Judge orders Afghan to remain held without bond

Brother's flying lessons seen as security concern

October 19, 2002|By Jamie Stiehm | Jamie Stiehm,SUN STAFF

A federal judge ordered an Afghan native who was arrested in Northwest Baltimore last month held without bond, saying new information showing that the man's brother took flying lessons in the United States heightened national security concerns.

Even as federal authorities held Reza Zazai, their efforts to further question his brother, Ahmad Shah Khattab, were stymied.

Zazai and Khattab were arrested along with six other men of Afghan, Pakistani and African descent.

They were found in an apartment containing material that investigators called suspicious, including computers with links to flight training schools.

Several of the men, including Zazai, were detained for being in the country illegally, but Khattab was released after questioning because he was a legal visitor to the United States and a Canadian citizen.

Now, authorities have been unable to locate him for further questioning.

Department of Justice Immigration Judge Bruce M. Barrett cited "national security reasons" for granting a government request for more time for an FBI terrorist task force investigation into materials found in the Labyrinth Road apartment where Zazai, his brother and the others lived.

Evidence that Khattab had taken at least one flying lesson was the most compelling fact in the government's case to continue holding Zazai, Barrett said in his summation.

Zazai, 25, is being held in INS custody on charges of overstaying his visa, as are three other men who were arrested the same day.

"The flight training is disturbing to the court," Barrett said. "The key for me is the tie-in with the brother who has absconded."

In a teleconference with Zazai, Barrett pressed him for details about his travels and employment history in the U.S. and Canada during the past seven years.

Zazai - who entered the country on Sept. 8, 2001 - said he is a Canadian citizen and immigrated to Canada from Pakistan in 1994.

Barrett expressed skepticism after Zazai spoke of traveling around the world, including a trip to Holland and then back to Pakistan shortly before he last came to the U.S.

Changing world

"The world has certainly changed since Sept. 11, and [there are] elements that disturb the court," Barrett said.

"He entered the country three days before Sept. 11, and I don't see where the money's coming in. ... I don't see the work history and the money quite equating."

As they had in previous bond hearings, INS lawyers presented FBI findings of materials in the Baltimore apartment including computer links to flight schools and regional airports and radical Islamic "jihad" or holy war documents.

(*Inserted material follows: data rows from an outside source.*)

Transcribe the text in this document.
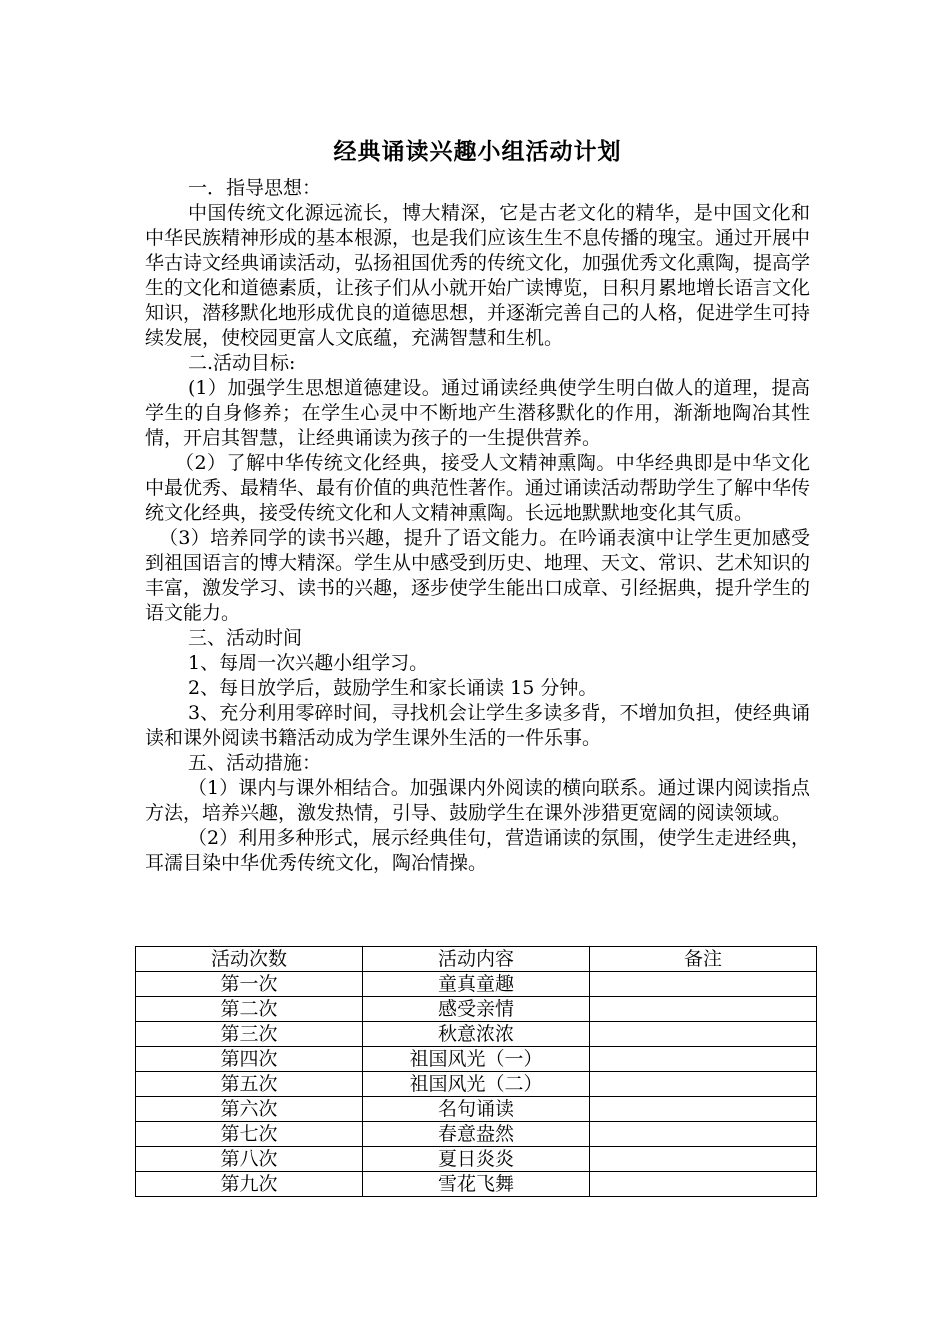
经典诵读兴趣小组活动计划

一．指导思想：

中国传统文化源远流长，博大精深，它是古老文化的精华，是中国文化和中华民族精神形成的基本根源，也是我们应该生生不息传播的瑰宝。通过开展中华古诗文经典诵读活动，弘扬祖国优秀的传统文化，加强优秀文化熏陶，提高学生的文化和道德素质，让孩子们从小就开始广读博览，日积月累地增长语言文化知识，潜移默化地形成优良的道德思想，并逐渐完善自己的人格，促进学生可持续发展，使校园更富人文底蕴，充满智慧和生机。

二.活动目标:

(1）加强学生思想道德建设。通过诵读经典使学生明白做人的道理，提高学生的自身修养；在学生心灵中不断地产生潜移默化的作用，渐渐地陶冶其性情，开启其智慧，让经典诵读为孩子的一生提供营养。

（2）了解中华传统文化经典，接受人文精神熏陶。中华经典即是中华文化中最优秀、最精华、最有价值的典范性著作。通过诵读活动帮助学生了解中华传统文化经典，接受传统文化和人文精神熏陶。长远地默默地变化其气质。

（3）培养同学的读书兴趣，提升了语文能力。在吟诵表演中让学生更加感受到祖国语言的博大精深。学生从中感受到历史、地理、天文、常识、艺术知识的丰富，激发学习、读书的兴趣，逐步使学生能出口成章、引经据典，提升学生的语文能力。

三、活动时间

1、每周一次兴趣小组学习。

2、每日放学后，鼓励学生和家长诵读 15 分钟。

3、充分利用零碎时间，寻找机会让学生多读多背，不增加负担，使经典诵读和课外阅读书籍活动成为学生课外生活的一件乐事。

五、活动措施：

（1）课内与课外相结合。加强课内外阅读的横向联系。通过课内阅读指点方法，培养兴趣，激发热情，引导、鼓励学生在课外涉猎更宽阔的阅读领域。

（2）利用多种形式，展示经典佳句，营造诵读的氛围，使学生走进经典，耳濡目染中华优秀传统文化，陶冶情操。

活动次数	活动内容	备注
第一次	童真童趣	
第二次	感受亲情	
第三次	秋意浓浓	
第四次	祖国风光（一）	
第五次	祖国风光（二）	
第六次	名句诵读	
第七次	春意盎然	
第八次	夏日炎炎	
第九次	雪花飞舞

Zazai's lawyer, Muneer I. Ahmed, said his client does not read or write Arabic, and therefore a green notebook found on the premises with handwritten references to jihad and the Quran did not belong to him.

Ahmed also said that Zazai refused to take a polygraph test.

Zazai said repeatedly that he had come to Baltimore intending to become part of the Afghan business community, which meant, he said, investing $10,000 for a share of the fast-food chain New York Fried Chicken.

Most of the men arrested at the apartment said that they had some business connection with that fast-food business, and said they shared the apartment to save money on rent.

Doesn't `feel safe'

One man in INS custody is a Somali native who will be deported to Somalia soon, INS officials said yesterday. A second, Khoshal Wahid Nasery, is being held on $150,000 bond. The third, Unsir Hafeez of Pakistan, is scheduled for a bond hearing next week.

After the hearing, Ahmed said the post-Sept. 11 environment in the United States was hostile to men like Zazai trying to make a living without raising hackles of suspicion.

Zazai said as much to the judge when asked why he now wished to return to Canada. "I don't feel safe here no more," he said.